Antibiotic Prescribing
Welcome
Over-prescription of antimicrobials is creating resistant organisms. According to the CGDent, UK dentists prescribe 8% of all antibiotic prescriptions in NHS primary care. That's to people. But 73% of antibiotics world-wide actually go to farm animals as a feed additive - it makes them produce more meat.
Antibiotic stewardship is an attempt by healthcare professionals to limit antimicrobial prescription by doctors, dentists, vets and nurses, through education about the dangers of resistance. However, the drug companies ("big pharma") rely on excessive use of antibiotics for profit, and use their large advertising, "education" and lobbying budgets to ensure change will be very difficult.
More of this later, but let's start with learning what the words mean - there are so many of them!
An antimicrobial is an agent that kills microorganisms, or stops their growth. Household bleach is an antimicrobial, one that is used externally to kill microorganisms (e.g. on kitchen surfaces). There are even antimicrobial paints that are used on ship hulls to specifically kill bacteria.
Penicillin is also an antimicrobial. When used on people, it is usually used as a medicine, cream or injection.
There are 4 main types of microorganisms that cause harm to humans. Can you list them?
As well as being listed by what type of microorganism they act against, antimicrobials can also be classified according to their function.
Agents that kill microbes are called microbicidal, while those that merely inhibit their growth are called biostatic, or in the case of bacteria, bacteriostatic.
Biostatic agents
This includes disinfectants like Sodium Hypochlorite (bleach), antiseptics like Carbolic Acid (phenol), and preservatives like Sorbic Acid (used in cheese and wine).
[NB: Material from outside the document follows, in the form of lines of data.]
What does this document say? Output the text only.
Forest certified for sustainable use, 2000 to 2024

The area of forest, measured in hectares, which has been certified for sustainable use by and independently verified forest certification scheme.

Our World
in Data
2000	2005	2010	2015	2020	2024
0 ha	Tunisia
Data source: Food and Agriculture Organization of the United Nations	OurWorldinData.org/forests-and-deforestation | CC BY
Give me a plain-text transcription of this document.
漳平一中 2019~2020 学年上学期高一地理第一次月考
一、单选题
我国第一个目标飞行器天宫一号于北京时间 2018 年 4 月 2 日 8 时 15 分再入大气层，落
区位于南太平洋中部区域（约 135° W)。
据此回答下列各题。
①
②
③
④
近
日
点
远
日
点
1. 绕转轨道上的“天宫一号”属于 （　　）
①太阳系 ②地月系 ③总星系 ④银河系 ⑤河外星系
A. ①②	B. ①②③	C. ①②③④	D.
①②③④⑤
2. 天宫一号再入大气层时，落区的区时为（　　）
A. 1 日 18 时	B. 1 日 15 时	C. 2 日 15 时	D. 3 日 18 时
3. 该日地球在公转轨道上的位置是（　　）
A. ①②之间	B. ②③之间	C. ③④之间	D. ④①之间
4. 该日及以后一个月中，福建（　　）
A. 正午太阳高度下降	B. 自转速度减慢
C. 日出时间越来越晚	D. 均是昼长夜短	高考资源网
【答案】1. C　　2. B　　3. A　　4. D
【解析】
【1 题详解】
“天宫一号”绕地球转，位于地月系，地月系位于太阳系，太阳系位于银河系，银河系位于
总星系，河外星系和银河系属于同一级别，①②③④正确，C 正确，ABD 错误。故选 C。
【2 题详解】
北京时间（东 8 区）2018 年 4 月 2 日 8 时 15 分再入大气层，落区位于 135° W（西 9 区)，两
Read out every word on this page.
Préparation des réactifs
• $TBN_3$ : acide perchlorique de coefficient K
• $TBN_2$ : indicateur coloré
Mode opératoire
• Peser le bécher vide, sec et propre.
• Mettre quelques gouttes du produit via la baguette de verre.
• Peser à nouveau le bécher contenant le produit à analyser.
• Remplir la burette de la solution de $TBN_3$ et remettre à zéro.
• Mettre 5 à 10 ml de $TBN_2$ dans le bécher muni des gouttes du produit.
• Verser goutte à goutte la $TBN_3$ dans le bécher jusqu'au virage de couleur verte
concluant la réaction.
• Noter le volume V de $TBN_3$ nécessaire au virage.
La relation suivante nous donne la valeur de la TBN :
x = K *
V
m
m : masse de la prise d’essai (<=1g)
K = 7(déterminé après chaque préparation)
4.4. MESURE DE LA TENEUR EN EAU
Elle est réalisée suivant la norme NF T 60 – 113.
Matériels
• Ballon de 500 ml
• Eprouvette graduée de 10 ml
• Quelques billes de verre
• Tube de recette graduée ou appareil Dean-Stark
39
None are guaranteed to kill all the microbes, but they either kill most of them (leaving behind the more “harmless” ones), or prevent the microbes from growing.
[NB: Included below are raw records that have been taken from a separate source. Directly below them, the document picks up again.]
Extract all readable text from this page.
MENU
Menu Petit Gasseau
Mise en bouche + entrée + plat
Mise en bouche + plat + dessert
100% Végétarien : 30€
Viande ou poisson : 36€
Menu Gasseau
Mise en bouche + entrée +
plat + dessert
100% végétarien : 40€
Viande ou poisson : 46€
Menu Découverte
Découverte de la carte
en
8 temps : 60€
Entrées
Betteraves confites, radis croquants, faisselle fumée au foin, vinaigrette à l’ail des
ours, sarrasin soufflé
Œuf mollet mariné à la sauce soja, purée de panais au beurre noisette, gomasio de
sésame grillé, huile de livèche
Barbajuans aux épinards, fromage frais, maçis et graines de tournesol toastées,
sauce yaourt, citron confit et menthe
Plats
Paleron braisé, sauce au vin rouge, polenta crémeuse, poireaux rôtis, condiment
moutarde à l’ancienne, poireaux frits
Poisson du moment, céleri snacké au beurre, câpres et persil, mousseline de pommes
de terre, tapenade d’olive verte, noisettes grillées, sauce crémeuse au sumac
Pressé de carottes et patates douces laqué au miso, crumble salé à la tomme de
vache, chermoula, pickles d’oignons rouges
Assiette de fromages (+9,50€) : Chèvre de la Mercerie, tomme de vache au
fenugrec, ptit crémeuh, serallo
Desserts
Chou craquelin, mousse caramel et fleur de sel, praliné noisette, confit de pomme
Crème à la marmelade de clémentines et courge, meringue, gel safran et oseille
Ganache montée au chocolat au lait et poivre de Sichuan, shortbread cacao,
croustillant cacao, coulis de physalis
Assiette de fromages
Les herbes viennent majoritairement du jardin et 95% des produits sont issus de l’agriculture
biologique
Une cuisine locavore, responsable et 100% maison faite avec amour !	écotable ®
Biostatic antibiotics, like Tetracycline, don't kill bacteria, but they prevent bacteria from dividing. They effectively put an infection on hold, stopping it from getting worse. This gives time for the body’s natural defences (like the immune system) to destroy them and clear the infection. Clearly you wouldn't normally use these drugs on a person with a damaged immune system.
The use of antimicrobial medicines to treat infection is known as antimicrobial chemotherapy, while the use of antimicrobial medicines to prevent infection is known as antimicrobial prophylaxis.
What does “prophylaxis” mean?
Prophylactic antibiotics may be administered to patients with disorders of immune system function to prevent bacterial infections (particularly hospital-acquired infection).
Prophylactic antibiotics may also be administered to healthy individuals to limit the spread of an epidemic, or to patients who have frequent repeated infections (such as urinary tract infections) to prevent recurrence.
Many dental procedures release oral bacteria into the blood stream. Antibiotic prophylaxis used to be common in dentistry, to prevent infection of (already damaged) hearts, or artificial joints.